Очнулся я, должно быть, скоро. Грехов продолжал ругаться:
«Паша, черт! Маску возьми».
Жар во всем теле, сухость во рту… Маска лежала рядом.
Оглушительно ревели двигатели, в пробоины рвало ветром, деревенело от холода лицо. Я медленно приходил в себя и, как сквозь сон, слышал голос Грехова. Он разговаривал со стрелком.
«Говори, Ваня, говори… Умирать нам, парень, нельзя».
«Радист? Рябцев? Дышишь?»
«Дышу, командир…»
Я приподнялся на локте. И тут меня прострелило: из позвоночника — в голову. Но теперь я упал на маску, на миг провалился в туман, а потом почувствовал пахнущий резиной кислород и услышал голос Грехова»
«Жив, штурман? Молодцом! Дыши».
Я возвращался к жизни: слышал разговоры командира с экипажем, страдал от ледяного ветра в кабине, чувствовал, как нательная рубаха прилипла к спине.
«Ваня, — звал Грехов стрелка, — Ваня, не спи! Не спи, парень!»
«Да».
«Не спи. Нас подловят «худые» на посадке. Понял? Отвечай!»
«Да».
«Мы поздно придем… Белый свет… Обязательно подловят.
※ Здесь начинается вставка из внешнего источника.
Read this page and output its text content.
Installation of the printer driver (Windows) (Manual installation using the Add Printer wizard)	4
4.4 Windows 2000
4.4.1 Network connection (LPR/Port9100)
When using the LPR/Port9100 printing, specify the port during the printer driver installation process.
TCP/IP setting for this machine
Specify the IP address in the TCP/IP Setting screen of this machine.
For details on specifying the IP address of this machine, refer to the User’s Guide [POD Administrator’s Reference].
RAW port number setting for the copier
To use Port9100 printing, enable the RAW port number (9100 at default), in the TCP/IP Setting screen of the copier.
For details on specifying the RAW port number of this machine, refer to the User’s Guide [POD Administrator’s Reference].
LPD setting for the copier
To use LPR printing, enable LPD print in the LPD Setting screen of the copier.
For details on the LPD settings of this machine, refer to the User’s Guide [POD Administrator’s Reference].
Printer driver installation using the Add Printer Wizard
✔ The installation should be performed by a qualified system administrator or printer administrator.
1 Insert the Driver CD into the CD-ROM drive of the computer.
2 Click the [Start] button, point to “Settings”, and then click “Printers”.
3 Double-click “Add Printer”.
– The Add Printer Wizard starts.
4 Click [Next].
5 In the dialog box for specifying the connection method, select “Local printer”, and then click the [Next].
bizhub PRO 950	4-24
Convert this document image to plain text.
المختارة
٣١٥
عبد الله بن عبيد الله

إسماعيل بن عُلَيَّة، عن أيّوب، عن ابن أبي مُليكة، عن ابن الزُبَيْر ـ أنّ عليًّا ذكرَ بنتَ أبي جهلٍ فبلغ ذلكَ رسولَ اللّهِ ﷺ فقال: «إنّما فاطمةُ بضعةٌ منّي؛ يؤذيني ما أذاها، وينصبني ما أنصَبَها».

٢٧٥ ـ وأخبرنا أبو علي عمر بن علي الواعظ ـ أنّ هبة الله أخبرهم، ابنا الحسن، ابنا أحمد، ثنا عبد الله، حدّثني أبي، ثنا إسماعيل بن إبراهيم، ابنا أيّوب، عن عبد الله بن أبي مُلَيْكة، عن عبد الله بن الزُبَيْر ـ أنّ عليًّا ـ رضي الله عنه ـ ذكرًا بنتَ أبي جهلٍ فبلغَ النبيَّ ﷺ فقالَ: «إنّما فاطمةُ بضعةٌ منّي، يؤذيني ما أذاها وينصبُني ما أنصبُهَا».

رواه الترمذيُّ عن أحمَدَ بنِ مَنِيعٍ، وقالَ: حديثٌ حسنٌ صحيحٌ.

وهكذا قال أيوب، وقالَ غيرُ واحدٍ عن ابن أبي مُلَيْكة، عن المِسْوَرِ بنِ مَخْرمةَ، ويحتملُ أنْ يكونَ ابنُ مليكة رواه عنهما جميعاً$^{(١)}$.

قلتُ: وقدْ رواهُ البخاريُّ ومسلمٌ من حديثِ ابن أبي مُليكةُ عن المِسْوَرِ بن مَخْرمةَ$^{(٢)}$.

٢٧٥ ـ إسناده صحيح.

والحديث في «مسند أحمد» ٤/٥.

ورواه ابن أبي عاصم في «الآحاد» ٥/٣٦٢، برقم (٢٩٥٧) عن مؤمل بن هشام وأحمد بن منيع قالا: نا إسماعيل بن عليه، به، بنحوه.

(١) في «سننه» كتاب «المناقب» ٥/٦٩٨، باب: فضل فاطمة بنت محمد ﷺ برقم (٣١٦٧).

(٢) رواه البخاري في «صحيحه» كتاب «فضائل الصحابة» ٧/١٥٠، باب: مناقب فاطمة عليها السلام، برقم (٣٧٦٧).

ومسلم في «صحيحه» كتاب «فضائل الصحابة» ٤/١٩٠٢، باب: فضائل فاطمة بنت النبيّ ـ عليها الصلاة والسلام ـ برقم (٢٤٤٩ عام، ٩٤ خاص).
Не спи!»
«Да».
«Ты что, парень! Других слов не знаешь? Говори!»
«Да».
«Радист, дышишь? Я скоро пойду на снижение. Потерпи».
«Я потерплю».
Наконец он позвал меня:
«Петрович, ты мне нужен».
Острая боль, от которой я боялся умереть, неожиданно оставила меня. Был только жар, время от времени он накатывал горячей волной от спины к груди. И хотя я лежал на животе, уткнувшись лицом в кислородную маску, мне казалось, что я валяюсь спиной на раскаленных углях. Я завел руку за спину: тыльная сторона ладони была в крови.
Я приподнялся на локте. Неловко это у меня получилось: упал на грудь и снова провалился в туман.
«Паша! — кричал командир. — Поживи еще немного!»
Впереди по курсу я увидел красноватую полоску зари. Экипаж молчал. Остекление кабины было разбито, я хорошо слышал грохот моторов. Левый, кажется, давал перебои. Мы снизились. Дышалось легко, но глаза застилала горячая пелена.
Я позвал Грехова. Он мне не ответил.
«Командир!» — снова крикнул я.
«Здесь», — отозвался он вяло.
Когда я попросил Грехова набрать высоту, он выругался, а потом сказал: «Не могу…» Сказал тихо, словно боялся, что его услышит кто-нибудь из экипажа.
После долгой паузы он выдавил:
«Я устал… — и еле слышно, горестно: — Паша…»
Мне стало страшно: чужим голосом, не по-греховски, жалобно и печально позвал он меня: «Паша…»
Четверть часа мы летели молча.
«Штурман! — подал голос Грехов. — Я буду садиться с ходу. Приборы у меня барахлят. Гляди, Петрович!»
Я подтянул ноги, приподнялся. Меня прошиб холодный пот, и циферблаты приборов поплыли перед глазами.
Машина снижалась.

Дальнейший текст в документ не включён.